Mudshark…. Your comments seem to imply that you want house prices to be high… Is that the case or have I misunderstood you? If you are in favour of high prices, can I ask why?
bambooFree MemberSorry omitn, I didn’t read your post before I posted! Great minds eh?
mudsharkFree MemberYour comments seem to imply that you want house prices to be high
Really? Can’t think what I’ve said that implies that. I’m realistic about the economy and the relatively capitalist society we live in. I’m not against market control if there’s a benefit and giving everyone a better quality of life is certainly a benefit worth striving for but I am unsure how much controlling mortgages can help. We have too many people who want to live in a small area of land. If we reduce house prices somehow then we increase demand so if house prices can’t go up we just have waiting lists. So we build more? Not so much land available to build on – in the SE certainly.

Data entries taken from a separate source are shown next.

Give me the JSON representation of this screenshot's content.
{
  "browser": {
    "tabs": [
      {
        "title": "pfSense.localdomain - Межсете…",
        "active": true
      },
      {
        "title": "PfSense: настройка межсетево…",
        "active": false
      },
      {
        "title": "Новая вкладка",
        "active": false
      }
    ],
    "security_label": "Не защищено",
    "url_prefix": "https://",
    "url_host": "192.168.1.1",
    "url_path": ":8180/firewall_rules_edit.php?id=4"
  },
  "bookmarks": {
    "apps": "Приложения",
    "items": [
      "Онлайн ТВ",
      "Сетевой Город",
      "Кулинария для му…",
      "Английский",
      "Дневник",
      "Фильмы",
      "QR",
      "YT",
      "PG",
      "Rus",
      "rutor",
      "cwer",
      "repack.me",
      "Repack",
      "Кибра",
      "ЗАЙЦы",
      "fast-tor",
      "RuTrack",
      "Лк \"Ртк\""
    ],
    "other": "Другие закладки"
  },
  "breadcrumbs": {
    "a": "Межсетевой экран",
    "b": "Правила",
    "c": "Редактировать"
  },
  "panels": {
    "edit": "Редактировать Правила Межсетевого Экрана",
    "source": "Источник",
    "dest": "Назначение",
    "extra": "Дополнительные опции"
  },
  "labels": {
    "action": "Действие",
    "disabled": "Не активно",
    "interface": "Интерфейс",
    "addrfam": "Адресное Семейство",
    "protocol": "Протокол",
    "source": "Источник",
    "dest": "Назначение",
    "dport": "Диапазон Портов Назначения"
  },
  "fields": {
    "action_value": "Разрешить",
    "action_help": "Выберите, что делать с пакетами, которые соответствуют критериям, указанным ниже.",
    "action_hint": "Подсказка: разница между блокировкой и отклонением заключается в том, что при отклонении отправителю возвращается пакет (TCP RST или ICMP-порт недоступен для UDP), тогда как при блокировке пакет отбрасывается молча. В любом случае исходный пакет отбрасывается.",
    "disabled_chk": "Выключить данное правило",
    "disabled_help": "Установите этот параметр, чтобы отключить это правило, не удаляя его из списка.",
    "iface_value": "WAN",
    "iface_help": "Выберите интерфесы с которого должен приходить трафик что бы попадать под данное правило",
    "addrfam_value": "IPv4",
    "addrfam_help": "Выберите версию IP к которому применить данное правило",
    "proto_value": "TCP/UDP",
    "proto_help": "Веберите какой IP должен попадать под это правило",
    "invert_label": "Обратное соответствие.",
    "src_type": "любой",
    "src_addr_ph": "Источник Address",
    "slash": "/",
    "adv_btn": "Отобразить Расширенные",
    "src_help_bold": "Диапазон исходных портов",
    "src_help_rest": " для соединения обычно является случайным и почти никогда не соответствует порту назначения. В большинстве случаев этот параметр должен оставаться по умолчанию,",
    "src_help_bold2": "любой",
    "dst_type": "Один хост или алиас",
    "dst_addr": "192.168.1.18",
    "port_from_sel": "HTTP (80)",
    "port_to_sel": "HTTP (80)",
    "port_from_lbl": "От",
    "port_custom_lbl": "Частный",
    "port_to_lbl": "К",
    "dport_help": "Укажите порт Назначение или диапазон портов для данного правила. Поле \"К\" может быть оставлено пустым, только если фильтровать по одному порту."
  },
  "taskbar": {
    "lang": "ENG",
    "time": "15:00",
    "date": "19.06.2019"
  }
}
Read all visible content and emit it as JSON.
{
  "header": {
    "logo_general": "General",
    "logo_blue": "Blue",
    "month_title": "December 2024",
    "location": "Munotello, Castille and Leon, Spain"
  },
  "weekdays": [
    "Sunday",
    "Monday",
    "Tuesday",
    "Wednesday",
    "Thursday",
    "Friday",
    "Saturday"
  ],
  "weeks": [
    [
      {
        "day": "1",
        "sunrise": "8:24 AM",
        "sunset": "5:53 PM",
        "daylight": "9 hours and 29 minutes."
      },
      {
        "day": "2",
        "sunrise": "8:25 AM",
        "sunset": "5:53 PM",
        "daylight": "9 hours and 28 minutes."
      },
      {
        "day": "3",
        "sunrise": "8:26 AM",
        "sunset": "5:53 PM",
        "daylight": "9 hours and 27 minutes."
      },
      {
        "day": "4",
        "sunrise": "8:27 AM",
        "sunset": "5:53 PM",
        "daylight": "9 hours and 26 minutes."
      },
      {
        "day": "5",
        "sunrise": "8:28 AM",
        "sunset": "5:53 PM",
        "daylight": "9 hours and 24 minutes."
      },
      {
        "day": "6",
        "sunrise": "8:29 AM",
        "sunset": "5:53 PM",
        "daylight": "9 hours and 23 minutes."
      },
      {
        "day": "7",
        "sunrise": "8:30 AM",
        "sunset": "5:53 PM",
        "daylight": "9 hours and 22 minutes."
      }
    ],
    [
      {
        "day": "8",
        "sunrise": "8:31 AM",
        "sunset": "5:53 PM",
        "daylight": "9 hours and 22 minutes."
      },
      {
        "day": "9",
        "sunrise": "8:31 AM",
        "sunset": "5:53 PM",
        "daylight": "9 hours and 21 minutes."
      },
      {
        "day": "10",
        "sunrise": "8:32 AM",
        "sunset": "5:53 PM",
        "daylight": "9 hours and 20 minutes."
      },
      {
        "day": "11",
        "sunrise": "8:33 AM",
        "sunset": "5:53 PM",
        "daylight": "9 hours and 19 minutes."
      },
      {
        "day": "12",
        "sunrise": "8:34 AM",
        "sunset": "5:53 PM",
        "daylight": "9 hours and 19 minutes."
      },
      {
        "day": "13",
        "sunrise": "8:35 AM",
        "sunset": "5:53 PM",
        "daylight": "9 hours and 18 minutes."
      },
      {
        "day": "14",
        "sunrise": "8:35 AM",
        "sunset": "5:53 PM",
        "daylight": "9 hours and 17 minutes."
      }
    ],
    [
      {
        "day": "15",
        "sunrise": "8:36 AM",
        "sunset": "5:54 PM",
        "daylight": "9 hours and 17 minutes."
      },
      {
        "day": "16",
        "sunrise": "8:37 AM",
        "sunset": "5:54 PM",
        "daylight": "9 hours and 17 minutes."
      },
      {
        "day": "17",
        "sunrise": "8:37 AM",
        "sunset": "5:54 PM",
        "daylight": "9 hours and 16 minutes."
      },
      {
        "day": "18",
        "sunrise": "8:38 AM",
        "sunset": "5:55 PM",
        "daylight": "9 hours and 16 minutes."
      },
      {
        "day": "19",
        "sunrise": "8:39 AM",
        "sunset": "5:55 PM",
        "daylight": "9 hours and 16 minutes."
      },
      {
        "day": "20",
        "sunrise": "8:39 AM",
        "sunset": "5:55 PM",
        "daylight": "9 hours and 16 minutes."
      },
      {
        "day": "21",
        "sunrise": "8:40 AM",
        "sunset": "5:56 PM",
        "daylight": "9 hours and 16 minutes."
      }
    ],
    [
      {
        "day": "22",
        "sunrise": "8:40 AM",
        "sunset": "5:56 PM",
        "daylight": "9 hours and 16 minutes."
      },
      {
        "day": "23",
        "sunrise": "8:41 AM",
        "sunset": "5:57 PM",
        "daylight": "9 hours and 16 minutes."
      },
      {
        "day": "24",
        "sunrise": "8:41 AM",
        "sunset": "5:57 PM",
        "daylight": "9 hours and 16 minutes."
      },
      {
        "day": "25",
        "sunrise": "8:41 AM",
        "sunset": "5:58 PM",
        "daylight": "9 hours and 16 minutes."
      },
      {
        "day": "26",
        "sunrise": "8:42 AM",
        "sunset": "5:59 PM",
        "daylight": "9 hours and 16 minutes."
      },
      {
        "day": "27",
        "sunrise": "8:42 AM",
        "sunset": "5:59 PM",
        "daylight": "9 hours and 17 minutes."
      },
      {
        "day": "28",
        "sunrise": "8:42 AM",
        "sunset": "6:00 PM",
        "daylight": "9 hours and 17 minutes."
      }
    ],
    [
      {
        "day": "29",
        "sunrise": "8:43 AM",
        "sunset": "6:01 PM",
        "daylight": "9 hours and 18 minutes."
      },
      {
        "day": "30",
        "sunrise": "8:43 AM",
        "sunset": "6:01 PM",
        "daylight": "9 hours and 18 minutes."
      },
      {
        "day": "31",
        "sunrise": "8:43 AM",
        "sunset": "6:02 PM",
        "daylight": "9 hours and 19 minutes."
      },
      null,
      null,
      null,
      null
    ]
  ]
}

JunkyardFree Memberaye i have this debate with my folks. Why should i be saddled with higher pensions when they are the feckers living longer and they are the ones who have not paid enough to cover their retirement. They expect e to pay for mine and theirs and it will be even worse for my kids..naturally I say this by Skype whilst they sun themselves in portugal for the winter Apperently the holiday was cheaper than paying their heating bill…lets hope they make good use of the winter fuel payment eh.
we seem to ignire those who hve gained most and paid the least in all these issues but like you say these people have the sense to vote so are protected from actual politics.
mudsharkFree MemberUnfortunately no-one dared deal with the issues of the costs of our ageing population when it would have helped. Surely now the only way to stop our children suffering is to bite the bullet and sort out pension payments so that everyone pays a fair share? Too late to get anymore cash out of the oldies I suppose though maybe they’ll leave lots of cash for their kids – and the government in inheritance tax?